Cases where one party is self-employed can present a special challenge in divorce mediation. This is because a power imbalance often results due to the self-employed party’s knowledge of the small business that they own and operate. The business is community property because it was started during the marriage, but one spouse may be completely unfamiliar with the business because they were not involved in it during the marriage. This so-called “out-spouse” may have little or no information about the business other than what the so-called “in-spouse” tells them when it comes time to file state and federal tax returns. Accordingly, the “out-spouse” will likely distrust any claims by the “in-spouse” that the business is suddenly suffering, even in the midst of a real economic recession.
A cost-effective and practical solution to overcoming this problem is for the parties to hire one neutral CPA/forensic accountant to work on the financial issues and prepare a business valuation. Obviously, this requires the “in-spouse” to cooperate fully and provide all documents requested by the CPA/forensic accountant. The CPA/forensic accountant can work with both parties and their mediator to come up with financial plans and division of property based on the parties’ realistic financial needs. The hiring of the CPA/forensic accountant can be without prejudice to either party so neither party is bound to accept the business valuation. Because the joint CPA/forensic is a neutral he/she can meet with each party individually to explain the business valuation report. Each party is also free to hire their own CPA/forensic to review the work of the neutral CPA/forensic. This is still less expensive than both parties hiring thier own CPA/forensic.

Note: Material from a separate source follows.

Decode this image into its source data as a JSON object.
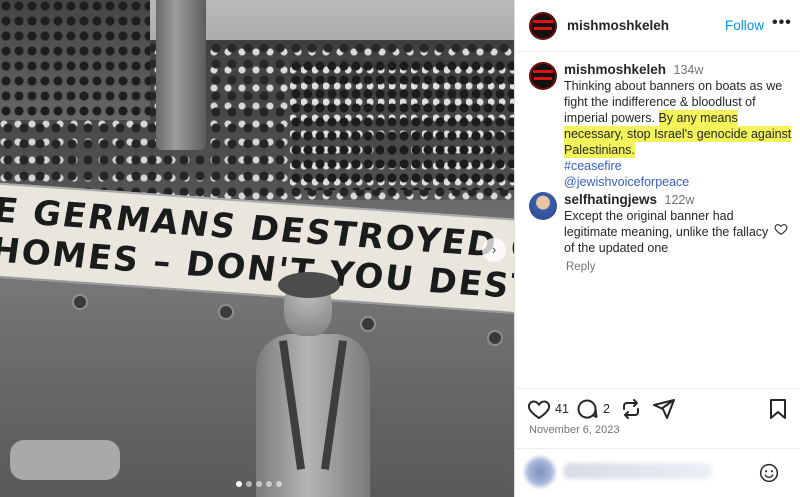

This approach is especially effective in cases where there is no money to finance litigation. Once upon a time, parties would use the equity in their homes to hire experts such as CPA/forensic accountants and conduct extensive discovery in an effort to determine the value of a small family business. Today, with little or no equity in their homes, parties have no “bank” upon which to draw these funds. However, even where equity or other funds may exist to finance litigation, parties need to ask themselves whether spending all that money will ultimately make sense.